Flipping the ‘Classroom’
With technology being such a huge part of the youngest generation’s lifestyle, flipping the classroom is a concept being integrated into the true classroom setting. It involves students getting the main core components of educational material outside the classroom and not having the teacher focused on a lecture in their time together. Instead, the time with the instructor is spent answering questionings, executing assignments, and testing the student’s knowledge.
With video recording technology — similar to what we’re integrating into our own Hotspurs program — we’re able to review games, key breakdowns, time in possession, etc., much like professional teams. The next step in flipping the ‘classroom’ with sports is providing players access to information (be it videos, written content, pictures, etc.) before a session. Then in the session, focusing on the portions they didn’t comprehend or need to execute with a full team.
“This generation of players is at times overly connected to technology. And while on one-hand as a coach, I just want them to be able to run and play in a ‘human’ way — without technology. There is no doubt we can meet players half way and change our approach to teaching to reach them better,” reflected Coach Marikaye DeTemple after Jene Baclawki’s session on the inverted approach to coaching.
For example, the initial learning of how to do a move — which can, of course, be practiced individually — happens away from the pitch. At the session, players focus on practicing against an actual opponent. The same can be applied to the tactical aspects of the game in showing positional roles in set scenarios. Players then study this prior to coming to practice, and even present questions in advance so the coach can focus the session on how to execute X and the questions players had.

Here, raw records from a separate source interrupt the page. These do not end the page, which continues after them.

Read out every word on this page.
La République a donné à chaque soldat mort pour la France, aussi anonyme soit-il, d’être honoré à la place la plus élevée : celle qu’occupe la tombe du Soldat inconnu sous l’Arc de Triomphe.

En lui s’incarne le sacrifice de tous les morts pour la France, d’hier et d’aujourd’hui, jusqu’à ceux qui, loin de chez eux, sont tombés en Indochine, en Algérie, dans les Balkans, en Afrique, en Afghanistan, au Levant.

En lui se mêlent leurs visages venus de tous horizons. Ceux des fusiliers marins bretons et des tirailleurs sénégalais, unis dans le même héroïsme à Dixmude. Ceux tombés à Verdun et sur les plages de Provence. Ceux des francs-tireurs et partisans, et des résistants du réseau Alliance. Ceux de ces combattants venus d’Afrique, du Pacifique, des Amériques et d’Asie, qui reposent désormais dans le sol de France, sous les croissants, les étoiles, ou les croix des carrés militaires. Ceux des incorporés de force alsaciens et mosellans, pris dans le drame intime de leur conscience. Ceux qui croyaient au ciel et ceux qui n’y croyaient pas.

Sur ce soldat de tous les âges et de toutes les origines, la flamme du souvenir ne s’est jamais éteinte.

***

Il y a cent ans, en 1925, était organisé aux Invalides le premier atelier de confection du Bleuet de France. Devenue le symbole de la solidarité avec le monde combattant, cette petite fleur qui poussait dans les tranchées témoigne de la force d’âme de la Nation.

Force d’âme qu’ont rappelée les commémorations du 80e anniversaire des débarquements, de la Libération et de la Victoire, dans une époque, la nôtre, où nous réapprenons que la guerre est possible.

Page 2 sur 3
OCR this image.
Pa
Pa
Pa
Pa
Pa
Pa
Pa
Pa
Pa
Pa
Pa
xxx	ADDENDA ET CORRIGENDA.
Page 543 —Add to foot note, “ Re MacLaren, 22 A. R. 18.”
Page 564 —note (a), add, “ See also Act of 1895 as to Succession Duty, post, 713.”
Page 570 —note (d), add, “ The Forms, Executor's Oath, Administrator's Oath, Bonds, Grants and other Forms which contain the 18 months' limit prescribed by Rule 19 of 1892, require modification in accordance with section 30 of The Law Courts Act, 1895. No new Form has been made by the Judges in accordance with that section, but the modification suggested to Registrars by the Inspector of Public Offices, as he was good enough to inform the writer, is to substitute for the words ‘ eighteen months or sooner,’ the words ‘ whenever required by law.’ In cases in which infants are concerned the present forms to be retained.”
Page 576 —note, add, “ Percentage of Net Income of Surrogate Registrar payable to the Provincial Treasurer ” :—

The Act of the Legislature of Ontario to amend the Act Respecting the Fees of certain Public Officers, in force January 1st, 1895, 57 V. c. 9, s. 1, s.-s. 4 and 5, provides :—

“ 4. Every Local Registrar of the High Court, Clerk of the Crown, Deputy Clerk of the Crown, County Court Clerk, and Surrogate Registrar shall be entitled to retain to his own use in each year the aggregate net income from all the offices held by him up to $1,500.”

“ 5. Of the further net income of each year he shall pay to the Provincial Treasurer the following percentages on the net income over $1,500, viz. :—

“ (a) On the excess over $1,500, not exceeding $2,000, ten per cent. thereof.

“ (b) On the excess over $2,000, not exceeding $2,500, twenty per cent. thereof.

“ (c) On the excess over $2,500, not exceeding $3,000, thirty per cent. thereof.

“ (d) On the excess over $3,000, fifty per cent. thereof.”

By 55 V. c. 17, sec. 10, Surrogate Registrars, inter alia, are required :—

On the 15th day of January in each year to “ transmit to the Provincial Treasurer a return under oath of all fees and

This approach to education gets the players more actively involved in the education process, leading to higher retention and a better overall understanding.
Fun fact: We have a Players Hub in the works that will include videos that cover our team targets and overall style of play. Our players will be featured to showcase the Hotspurs Way in a 24-7 accessible format.
There aren’t many places you can go and spend four days talking soccer non-stop. The “remember when” stories are in full swing at the convention.
“It’s always great to catch up with members of your coaching family that you haven’t seen in a while and continue to grow that family,” shared Coach Dave Richmond.
“Seeing where others have gone and are going in their coaching careers, swapping the pains and challenges we each uniquely — yet all the same — face while trying to grow these athletes is worth the convention cost alone.”
“My first convention was in Philadelphia last year,” shared Coach Marikaye. “The group of coaches I was with was getting ready to head out for a late night snack, and I opted to stay and chat with the coaches I had met in the lobby: one, a former player in the Champions League in the 70s.
Learning about how the game’s changed before his eyes — getting guidance and support from him was priceless. I tried to get as much wisdom out of him as I could, as 3 am crept up, and I realized our group had been chatting for hours.”
“The convention provides a unique opportunity to expand your knowledge by sampling insights from a variety of top coaches and presenters from around the world,” shared Coach Scott Arnold.
“Having a clear understanding of your home environment, game model, and the players you coach is really important. With the presenters coming from very different situations than us, all coaches have to keep in mind a simple ‘copy-paste’ of their methods likely won’t work well.
To get the most out of the experience each year, I seek content that is relevant to our game model. That content challenges and improves the what and how we teach the players here in Western PA.”